Lead attorneys for people and businesses suing over the Gulf oil spill want a federal judge overseeing their cases to rein in the administrator of the $20 billion victims compensation fund that BP set up.
Describing fund administrator Ken Feinberg as a pawn in a BP shell game designed to settle as many claims as possible to avoid lawsuits, the lawyers asked U.S. District Judge Carl Barbier in a lengthy and scathing court filing Tuesday to order changes to the release form people must sign if they accept a final payment from Feinberg.
The lawyers say people should only have to give up the right to sue BP for compensatory damages if they accept a final payment from the fund, but they should still be allowed to go after BP in court for punitive damages. And, the lawyers say, people who accept final payments from the fund should be allowed to sue other responsible parties for both compensatory and punitive damages.
The more people who accept final payments from the fund and agree not to sue BP or any other responsible party, the fewer potential clients for plaintiffs attorneys who have already filed more than 300 lawsuits over the oil spill.

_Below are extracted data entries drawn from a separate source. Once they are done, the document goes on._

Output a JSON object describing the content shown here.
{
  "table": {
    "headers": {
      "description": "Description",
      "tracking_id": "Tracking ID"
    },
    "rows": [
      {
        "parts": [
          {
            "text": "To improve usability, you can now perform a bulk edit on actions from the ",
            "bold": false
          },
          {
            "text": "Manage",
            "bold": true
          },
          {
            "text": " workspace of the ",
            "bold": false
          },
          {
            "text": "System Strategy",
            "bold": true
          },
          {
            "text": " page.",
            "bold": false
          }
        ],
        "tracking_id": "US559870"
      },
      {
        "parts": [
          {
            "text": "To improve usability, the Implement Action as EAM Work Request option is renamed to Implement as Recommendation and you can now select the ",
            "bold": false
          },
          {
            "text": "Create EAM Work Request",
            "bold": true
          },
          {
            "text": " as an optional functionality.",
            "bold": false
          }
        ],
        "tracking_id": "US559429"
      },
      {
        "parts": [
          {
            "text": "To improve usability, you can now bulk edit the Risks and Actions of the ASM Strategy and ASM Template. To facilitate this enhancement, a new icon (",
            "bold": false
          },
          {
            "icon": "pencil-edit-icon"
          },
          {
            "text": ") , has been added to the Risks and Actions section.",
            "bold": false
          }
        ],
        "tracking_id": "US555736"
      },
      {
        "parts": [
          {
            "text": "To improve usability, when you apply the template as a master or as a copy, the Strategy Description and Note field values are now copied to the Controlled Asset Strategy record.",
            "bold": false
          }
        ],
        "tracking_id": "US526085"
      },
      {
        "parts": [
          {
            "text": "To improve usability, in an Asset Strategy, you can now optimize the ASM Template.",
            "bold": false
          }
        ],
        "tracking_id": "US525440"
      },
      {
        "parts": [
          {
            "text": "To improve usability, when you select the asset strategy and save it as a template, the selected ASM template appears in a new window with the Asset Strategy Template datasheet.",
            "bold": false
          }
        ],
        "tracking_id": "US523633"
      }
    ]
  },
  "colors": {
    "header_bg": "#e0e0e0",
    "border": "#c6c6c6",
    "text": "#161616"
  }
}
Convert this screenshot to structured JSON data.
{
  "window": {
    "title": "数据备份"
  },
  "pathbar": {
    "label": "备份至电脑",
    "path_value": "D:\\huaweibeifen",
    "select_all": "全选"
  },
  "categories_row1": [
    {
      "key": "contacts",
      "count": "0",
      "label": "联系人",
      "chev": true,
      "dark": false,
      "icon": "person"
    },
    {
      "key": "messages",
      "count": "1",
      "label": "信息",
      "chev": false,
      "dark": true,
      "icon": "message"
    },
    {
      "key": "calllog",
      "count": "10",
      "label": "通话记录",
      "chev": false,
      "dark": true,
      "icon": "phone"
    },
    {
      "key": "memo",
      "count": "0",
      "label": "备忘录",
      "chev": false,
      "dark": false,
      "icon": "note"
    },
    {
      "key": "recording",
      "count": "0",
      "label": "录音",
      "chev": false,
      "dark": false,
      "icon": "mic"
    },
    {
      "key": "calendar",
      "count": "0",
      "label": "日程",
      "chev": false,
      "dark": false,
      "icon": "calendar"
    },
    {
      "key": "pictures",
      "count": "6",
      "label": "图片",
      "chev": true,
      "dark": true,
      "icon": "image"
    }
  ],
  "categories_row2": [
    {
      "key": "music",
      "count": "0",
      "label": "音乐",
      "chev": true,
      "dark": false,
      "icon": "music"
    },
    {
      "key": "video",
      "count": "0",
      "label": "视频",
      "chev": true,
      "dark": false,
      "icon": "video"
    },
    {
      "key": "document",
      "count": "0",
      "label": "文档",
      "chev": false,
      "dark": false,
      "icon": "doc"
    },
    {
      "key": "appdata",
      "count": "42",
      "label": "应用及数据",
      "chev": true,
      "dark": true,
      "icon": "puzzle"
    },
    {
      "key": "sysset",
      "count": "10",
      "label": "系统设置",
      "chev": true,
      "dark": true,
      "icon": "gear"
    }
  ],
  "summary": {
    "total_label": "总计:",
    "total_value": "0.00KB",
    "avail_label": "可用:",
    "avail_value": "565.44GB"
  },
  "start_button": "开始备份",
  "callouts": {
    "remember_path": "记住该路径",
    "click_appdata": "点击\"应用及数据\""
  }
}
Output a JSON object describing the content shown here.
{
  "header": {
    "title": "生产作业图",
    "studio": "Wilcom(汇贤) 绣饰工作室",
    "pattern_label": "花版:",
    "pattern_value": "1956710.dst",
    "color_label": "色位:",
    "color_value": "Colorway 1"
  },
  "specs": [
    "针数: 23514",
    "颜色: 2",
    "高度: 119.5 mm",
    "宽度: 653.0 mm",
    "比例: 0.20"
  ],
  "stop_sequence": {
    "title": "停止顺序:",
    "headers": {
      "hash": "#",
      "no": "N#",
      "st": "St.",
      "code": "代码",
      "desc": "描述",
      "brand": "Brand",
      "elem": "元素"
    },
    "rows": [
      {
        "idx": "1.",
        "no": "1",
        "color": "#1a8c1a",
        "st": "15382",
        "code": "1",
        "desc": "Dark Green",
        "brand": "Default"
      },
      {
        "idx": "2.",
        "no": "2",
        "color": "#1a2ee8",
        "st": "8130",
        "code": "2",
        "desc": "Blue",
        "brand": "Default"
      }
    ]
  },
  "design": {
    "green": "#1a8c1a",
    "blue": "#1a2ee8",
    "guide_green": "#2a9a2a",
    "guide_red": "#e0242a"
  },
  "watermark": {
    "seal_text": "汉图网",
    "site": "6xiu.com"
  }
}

The fund is separate from the oil spill litigation, but the lawyers argue Barbier has authority to intervene to protect spill victims.
Feinberg currently requires people who accept final payments to agree not to sue BP or any other responsible party, including companies involved with the rig Deepwater Horizon, which exploded April 20 off the coast of Louisiana.
The blast killed 11 workers and led to more than 200 million gallons of oil spewing from BP's undersea well, according to government estimates that BP disputes.
The plaintiffs lawyers also want claimants reminded that BP is paying Feinberg's firm $850,000 a month to administer the fund.
"By all appearances, Mr. Feinberg — in his approach towards the timing and nature of settlement offers, in the protection of his deliberative process from disclosure, and in securing full releases and assignments in BP's favor — seems indistinguishable from a defense attorney attempting to settle cases on behalf of BP," the lawyers wrote in their filing in federal court in New Orleans.
Reached on his cell phone, Feinberg declined to comment. BP did not respond to requests for comment. There was no immediate ruling. The lawyers are seeking a hearing Jan. 5.
President Barack Obama appointed Feinberg to administer the fund that BP agreed to set up following the rig explosion.
So far, the fund has paid out $2.55 billion to 167,555 claimants. Some 73,000 claimants have requested final payments.
Money left over in the fund is expected to be returned to BP.